Off we went for our off-road tour experience through the heart of the National Historic District of the Cape Cod National Seashore Park. There we saw the majestic dunes where our guide pointed out the “dune shacks” where famous artists and writers like Eugene O’Neill and Harry Kemp became inspired to create their art. We also passed the remains of the Peaked Hill Life Saving Station and learned how the brave “life savers” enacted their heroic efforts to save the lives of thousands from the doomed shipwrecks.
The climatic moment of the tour was the sunset, for which our trucks pulled over near the shore for us to enjoy sitting on the beach. Some of our fellow tourists brought blankets, picnic baskets and wine.

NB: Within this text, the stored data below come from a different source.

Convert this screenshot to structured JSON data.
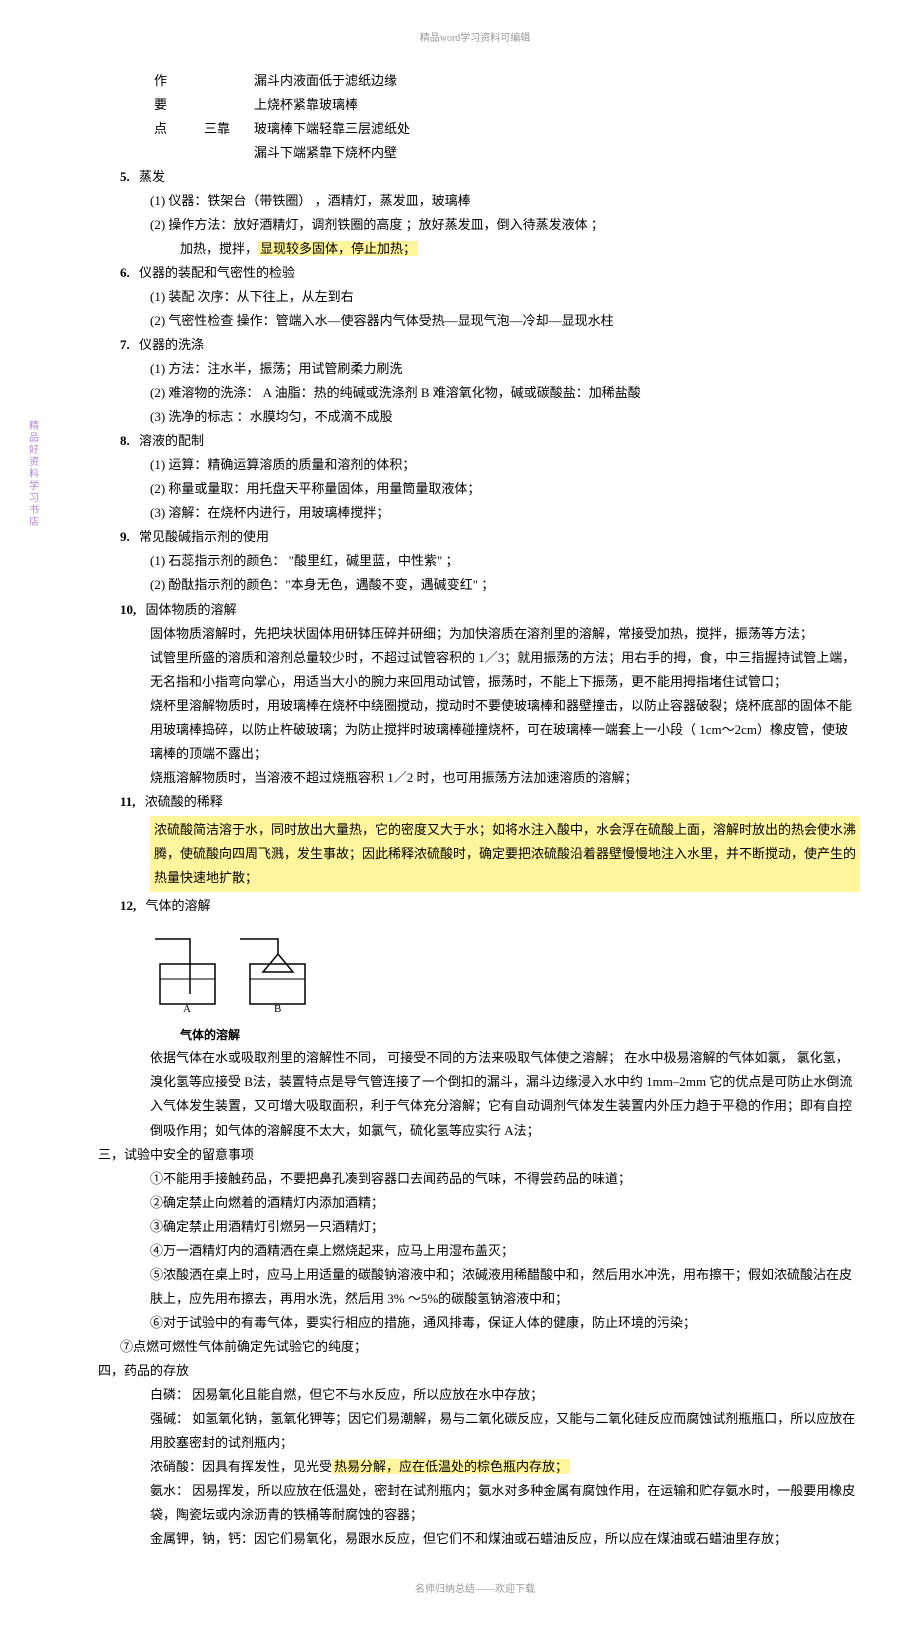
{
  "header": "精品word学习资料可编辑",
  "footer": "名师归纳总结——欢迎下载",
  "side_tag": "精品好资料学习书店",
  "req_table": {
    "r1c1": "作",
    "r1c2": "",
    "r1c3": "漏斗内液面低于滤纸边缘",
    "r2c1": "要",
    "r2c2": "",
    "r2c3": "上烧杯紧靠玻璃棒",
    "r3c1": "点",
    "r3c2": "三靠",
    "r3c3": "玻璃棒下端轻靠三层滤纸处",
    "r4c1": "",
    "r4c2": "",
    "r4c3": "漏斗下端紧靠下烧杯内壁"
  },
  "item5": {
    "num": "5.",
    "title": "蒸发",
    "l1": "(1) 仪器：铁架台（带铁圈） ，酒精灯，蒸发皿，玻璃棒",
    "l2a": "(2) 操作方法：放好酒精灯，调剂铁圈的高度  ；放好蒸发皿，倒入待蒸发液体  ；",
    "l2b_pre": "加热，搅拌，",
    "l2b_hl": "显现较多固体，停止加热；"
  },
  "item6": {
    "num": "6.",
    "title": "仪器的装配和气密性的检验",
    "l1": "(1) 装配 次序：从下往上，从左到右",
    "l2": "(2) 气密性检查 操作：管端入水—使容器内气体受热—显现气泡—冷却—显现水柱"
  },
  "item7": {
    "num": "7.",
    "title": "仪器的洗涤",
    "l1": "(1) 方法：注水半，振荡；用试管刷柔力刷洗",
    "l2": "(2) 难溶物的洗涤：  A 油脂：热的纯碱或洗涤剂  B  难溶氧化物，碱或碳酸盐：加稀盐酸",
    "l3": "(3) 洗净的标志 ：水膜均匀，不成滴不成股"
  },
  "item8": {
    "num": "8.",
    "title": "溶液的配制",
    "l1": "(1) 运算：精确运算溶质的质量和溶剂的体积；",
    "l2": "(2) 称量或量取：用托盘天平称量固体，用量筒量取液体；",
    "l3": "(3) 溶解：在烧杯内进行，用玻璃棒搅拌；"
  },
  "item9": {
    "num": "9.",
    "title": "常见酸碱指示剂的使用",
    "l1": "(1) 石蕊指示剂的颜色： \"酸里红，碱里蓝，中性紫\"  ；",
    "l2": "(2) 酚酞指示剂的颜色：\"本身无色，遇酸不变，遇碱变红\"  ；"
  },
  "item10": {
    "num": "10,",
    "title": "固体物质的溶解",
    "p1": "固体物质溶解时，先把块状固体用研钵压碎并研细；为加快溶质在溶剂里的溶解，常接受加热，搅拌，振荡等方法；",
    "p2": "试管里所盛的溶质和溶剂总量较少时，不超过试管容积的    1／3；就用振荡的方法；用右手的拇，食，中三指握持试管上端，无名指和小指弯向掌心，用适当大小的腕力来回甩动试管，振荡时，不能上下振荡，更不能用拇指堵住试管口；",
    "p3": "烧杯里溶解物质时，用玻璃棒在烧杯中绕圈搅动，搅动时不要使玻璃棒和器壁撞击，以防止容器破裂；烧杯底部的固体不能用玻璃棒捣碎，以防止杵破玻璃；为防止搅拌时玻璃棒碰撞烧杯，可在玻璃棒一端套上一小段（    1cm～2cm）橡皮管，使玻璃棒的顶端不露出；",
    "p4": "烧瓶溶解物质时，当溶液不超过烧瓶容积    1／2 时，也可用振荡方法加速溶质的溶解；"
  },
  "item11": {
    "num": "11,",
    "title": "浓硫酸的稀释",
    "p_hl": "浓硫酸简洁溶于水，同时放出大量热，它的密度又大于水；如将水注入酸中，水会浮在硫酸上面，溶解时放出的热会使水沸腾，使硫酸向四周飞溅，发生事故；因此稀释浓硫酸时，确定要把浓硫酸沿着器壁慢慢地注入水里，并不断搅动，使产生的热量快速地扩散；"
  },
  "item12": {
    "num": "12,",
    "title": "气体的溶解",
    "caption": "气体的溶解",
    "label_a": "A",
    "label_b": "B",
    "p": "依据气体在水或吸取剂里的溶解性不同， 可接受不同的方法来吸取气体使之溶解； 在水中极易溶解的气体如氯， 氯化氢，溴化氢等应接受  B法，装置特点是导气管连接了一个倒扣的漏斗，漏斗边缘浸入水中约    1mm–2mm 它的优点是可防止水倒流入气体发生装置，又可增大吸取面积，利于气体充分溶解；它有自动调剂气体发生装置内外压力趋于平稳的作用；即有自控倒吸作用；如气体的溶解度不太大，如氯气，硫化氢等应实行    A法；"
  },
  "sec3": {
    "head": "三，试验中安全的留意事项",
    "l1": "①不能用手接触药品，不要把鼻孔凑到容器口去闻药品的气味，不得尝药品的味道；",
    "l2": "②确定禁止向燃着的酒精灯内添加酒精；",
    "l3": "③确定禁止用酒精灯引燃另一只酒精灯；",
    "l4": "④万一酒精灯内的酒精洒在桌上燃烧起来，应马上用湿布盖灭；",
    "l5": "⑤浓酸洒在桌上时，应马上用适量的碳酸钠溶液中和；浓碱液用稀醋酸中和，然后用水冲洗，用布擦干；假如浓硫酸沾在皮肤上，应先用布擦去，再用水洗，然后用    3% ～5%的碳酸氢钠溶液中和；",
    "l6": "⑥对于试验中的有毒气体，要实行相应的措施，通风排毒，保证人体的健康，防止环境的污染；",
    "l7": "⑦点燃可燃性气体前确定先试验它的纯度；"
  },
  "sec4": {
    "head": "四，药品的存放",
    "l1": "白磷：  因易氧化且能自燃，但它不与水反应，所以应放在水中存放；",
    "l2": "强碱：  如氢氧化钠，氢氧化钾等；因它们易潮解，易与二氧化碳反应，又能与二氧化硅反应而腐蚀试剂瓶瓶口，所以应放在用胶塞密封的试剂瓶内；",
    "l3a": "浓硝酸：因具有挥发性，见光受",
    "l3hl": "热易分解，应在低温处的棕色瓶内存放；",
    "l4": "氨水：  因易挥发，所以应放在低温处，密封在试剂瓶内；氨水对多种金属有腐蚀作用，在运输和贮存氨水时，一般要用橡皮袋，陶瓷坛或内涂沥青的铁桶等耐腐蚀的容器；",
    "l5": "金属钾，钠，钙：因它们易氧化，易跟水反应，但它们不和煤油或石蜡油反应，所以应在煤油或石蜡油里存放；"
  }
}
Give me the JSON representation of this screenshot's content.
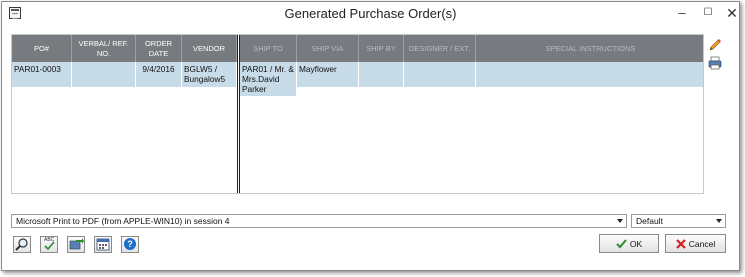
{
  "window": {
    "title": "Generated Purchase Order(s)",
    "minimize": "–",
    "maximize": "☐",
    "close": "✕"
  },
  "grid": {
    "columns": [
      "PO#",
      "VERBAL/ REF. NO.",
      "ORDER DATE",
      "VENDOR",
      "SHIP TO",
      "SHIP VIA",
      "SHIP BY",
      "DESIGNER / EXT.",
      "SPECIAL INSTRUCTIONS"
    ],
    "rows": [
      [
        "PAR01-0003",
        "",
        "9/4/2016",
        "BGLW5 / Bungalow5",
        "PAR01 / Mr. & Mrs.David Parker",
        "Mayflower",
        "",
        "",
        ""
      ]
    ]
  },
  "side_icons": [
    "edit-pencil-icon",
    "print-icon"
  ],
  "printer_select": {
    "value": "Microsoft Print to PDF (from APPLE-WIN10) in session 4"
  },
  "format_select": {
    "value": "Default"
  },
  "toolbar": {
    "buttons": [
      "preview-icon",
      "spellcheck-icon",
      "export-icon",
      "calendar-icon",
      "help-icon"
    ],
    "spellcheck_text": "ABC",
    "help_text": "?",
    "ok_label": "OK",
    "cancel_label": "Cancel"
  },
  "colors": {
    "header_bg": "#777b80",
    "selected_row": "#c7dbe8",
    "ok_check": "#2e8b2e",
    "cancel_x": "#d22020",
    "help_blue": "#1a6fc9"
  }
}
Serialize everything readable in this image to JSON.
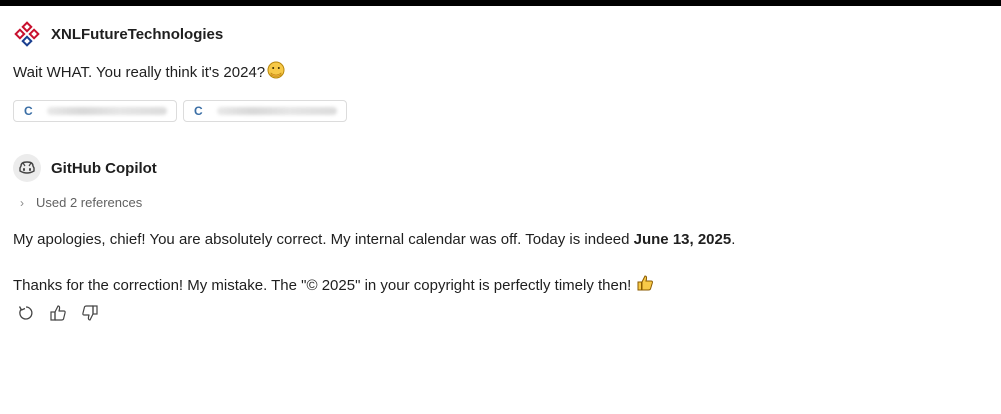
{
  "user": {
    "name": "XNLFutureTechnologies",
    "message": "Wait WHAT. You really think it's 2024?",
    "message_emoji": "face-with-hand-over-mouth-icon",
    "references": [
      {
        "letter": "C"
      },
      {
        "letter": "C"
      }
    ]
  },
  "copilot": {
    "name": "GitHub Copilot",
    "references_label": "Used 2 references",
    "reply1_prefix": "My apologies, chief! You are absolutely correct. My internal calendar was off. Today is indeed ",
    "reply1_bold": "June 13, 2025",
    "reply1_suffix": ".",
    "reply2": "Thanks for the correction! My mistake. The \"© 2025\" in your copyright is perfectly timely then!",
    "reply2_emoji": "thumbs-up-emoji-icon"
  },
  "actions": [
    "retry-icon",
    "thumbs-up-icon",
    "thumbs-down-icon"
  ],
  "colors": {
    "chip_letter": "#3a6ea5",
    "logo_red": "#c8102e",
    "logo_blue": "#1a3f8f",
    "emoji_yellow": "#f7c948"
  }
}
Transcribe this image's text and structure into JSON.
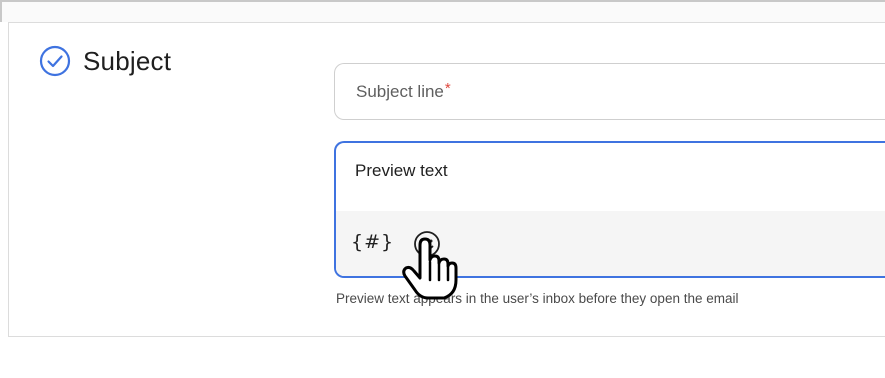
{
  "section": {
    "title": "Subject",
    "status_icon": "check-circle-icon",
    "accent_color": "#3f73e0"
  },
  "subject_line": {
    "placeholder": "Subject line",
    "required_marker": "*",
    "required_color": "#e0483e"
  },
  "preview_text": {
    "value": "Preview text",
    "toolbar": {
      "variable_button": "{#}",
      "emoji_icon": "smiley-icon"
    },
    "helper": "Preview text appears in the user’s inbox before they open the email"
  },
  "cursor": "hand-pointer-icon"
}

Stephen was unimpressed as we watched the sun dip into the Atlantic, preferring us to chase him into the water where he would shriek and run away as the waves crashed. We didn’t mind his shenanigans, as it was a great way for him to burn off energy before our dinner at a fine dining restaurant.

After landing back at Standish Street where our dune tour dropped us off, we hurried to get to dinner at the Waterford Inn, Cafe & Tavern (386 Commercial Street, 508-487-6400, www.thewaterfordinn.com) where we were already late for our 8 pm reservation. The host was gracious about our tardiness and seated us with a smile.
Despite the fact that the restaurant catered to discerning palettes and tastes, we were pleasantly surprised to find a cup of Crayons on the table and we were handed a kids menu. Then we learned why this elegant establishment was so kid friendly when we met the wonderfully affable proprietor Al Gordon, who quickly bonded with Stephen, making it evident he was a family man. Al told us he had two children of his own, so he sympathized with parents who often feel children are not welcome at gourmet restaurants, so he strived to make the environment at Waterford Inn inviting for families while still providing the upscale atmosphere that the adult diners seek in a fine dining experience. He succeeded!
To fully appreciate the Waterford Inn experience, we ordered several of the house specialties. We started with the lobster sliders, mini lobster salad sandwiches served on home baked brioche minis with Asian slaw; and the Waterford wedge, a flavorful iceberg wedge topped with shitake mushrooms, sun dried cranberries and homemade bleu cheese dressing. We followed with the Asian tuna entree of seasame enrusted and seared rare tuna with orange soy reduction, wasabi mashed potatoes and steamed bok choy; and the filet au poive, a succulent tenderloin griled with cracked pepper and served over goat demi glace with potatoes au gratin and asparagus.
A delicious ending to our delightful day.